🤖 AI Summary
This work addresses the geometric inconsistency between 4D radar and camera modalities in multi-agent collaborative perception, which arises from depth ambiguity and spatial sparsity. To this end, we propose the first unified framework specifically designed for 4D radar–camera collaborative perception. Centered on radar as the geometric anchor, our approach introduces three key innovations: Geometric Structure Rectification (GSR), Uncertainty-Aware Communication (UAC), and Consensus-Driven Assembly (CDA), which collectively enable cross-modal semantic and geometric alignment while supporting efficient, selective feature transmission. We establish the first radar–camera collaborative perception benchmark on the V2X-Radar and V2X-R datasets, demonstrating significant improvements in perception accuracy and robustness under adverse weather conditions, alongside a substantial reduction in communication overhead.
📝 Abstract
Collaborative perception (CP) enhances scene understanding through multi-agent information sharing. While LiDAR-centric systems offer precise geometry, high costs and performance degradation in adverse weather necessitate multi-modal alternatives. Despite dense visual semantics and robust spatial measurements, the synergy between cameras and 4D radar remains underexplored in collaborative settings.
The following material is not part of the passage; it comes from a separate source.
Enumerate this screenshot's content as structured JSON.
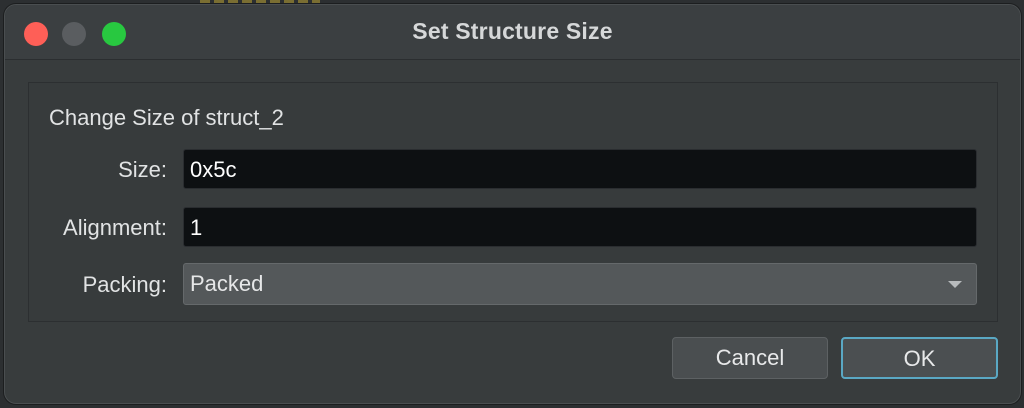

This work introduces RC-GeoCP, the first framework to explore the fusion of 4D radar and images in CP. To resolve misalignment caused by depth ambiguity and spatial dispersion across agents, RC-GeoCP establishes a radar-anchored geometric consensus. Specifically, Geometric Structure Rectification (GSR) aligns visual semantics with geometry derived from radar to generate spatially grounded, geometry-consistent representations. Uncertainty-Aware Communication (UAC) formulates selective transmission as a conditional entropy reduction process to prioritize informative features based on inter-agent disagreement. Finally, the Consensus-Driven Assembler (CDA) aggregates multi-agent information via shared geometric anchors to form a globally coherent representation. We establish the first unified radar-camera CP benchmark on V2X-Radar and V2X-R, demonstrating state-of-the-art performance with significantly reduced communication overhead. Code will be released soon.